Paavo Järvis Sicht auf Brahms

nzz.ch
Marcus Stäbler
16.12.2017




Trennscharf hebt sich das sanft schwingende Hornthema vom Fundament der tiefen Streicher ab. Die Konturen treten klar hervor. Gleich zu Beginn der 2. Sinfonie von Brahms deutet Paavo Järvi die Richtung an, die seine Aufnahme einschlägt. Er entschlackt die Partitur und formt mit der Deutschen Kammerphilharmonie Bremen einen transparenten, atmenden Klang. Mit 34 Musikern ist die Streicherbesetzung nur etwa halb so gross wie die, mit der die meisten Sinfonieorchester heutzutage Brahms aufführen – entspricht aber exakt jener Grösse, die der Komponist selbst zu seiner Zeit gewohnt war, etwa von den Orchestern in Meiningen und Wiesbaden.

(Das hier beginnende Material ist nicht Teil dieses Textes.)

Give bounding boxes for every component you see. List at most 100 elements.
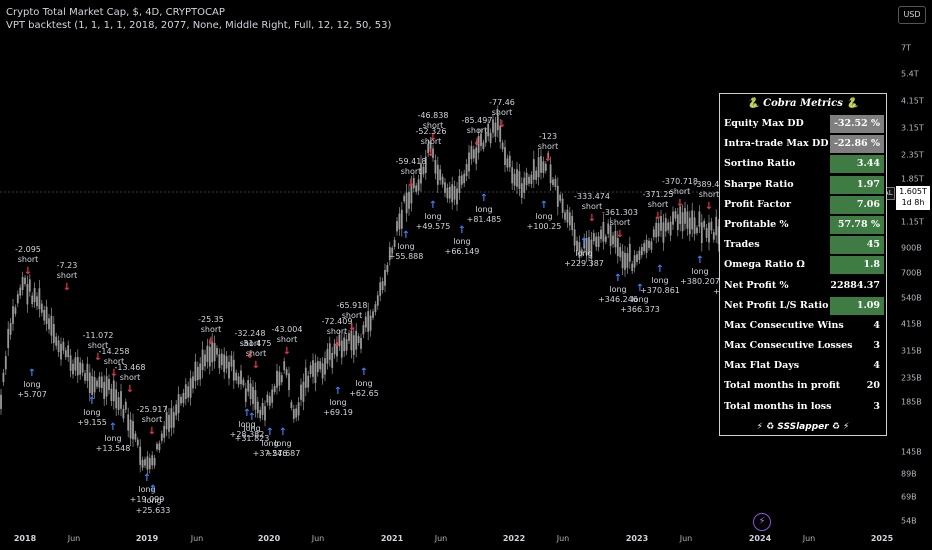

Durch den schlanken Zugriff wirkt die Sinfonie weniger massig als in anderen Aufnahmen; sie bekommt eine leichtere Textur, die sich von der pastosen Schwere der spätromantischen Brahms-Tradition abhebt. Paavo Järvi, der designierte Chefdirigent des Zürcher Tonhalle-Orchesters ab 2019, nutzt den frischen Klang für eine bewegliche Interpretation mit feinen Nuancen im Tempo. Er nimmt sich Zeit für geschmackvolle Rubati, wenn er etwa im Kopfsatz kurz innehält, bevor er eine Linie der Geigen frei lässt. Selbst in schwelgerischen Momenten, wie im herrlichen Adagio non troppo, verliert die Musik nie den Fluss, sie bleibt immer durchsichtig. Auch die Bläsersolisten spielen mit einer Wachsamkeit und Sensibilität, die gewissermassen das Versprechen einlöst, das sich in der Bezeichnung Kammerphilharmonie verbirgt. Trotzdem wahrt das Orchester eine gewisse romantische Wärme und entfaltet auch sinfonische Wucht, wo immer es das Stück erfordert. Wie zu Beginn des Finales, wo Järvi die Kräfte präzise bündelt, durch den Einsatz der Pauke, der perfekt mit dem Tutti synchronisiert ist.

Järvi und sein Orchester ergänzen das Programm der CD – Auftakt eines Brahms-Zyklus – mit der «Tragischen Ouvertüre» und der «Akademischen Festouvertüre»: Schlusspunkt einer packenden Aufnahme, die das sinfonische Schaffen des Komponisten in neues Licht stellt.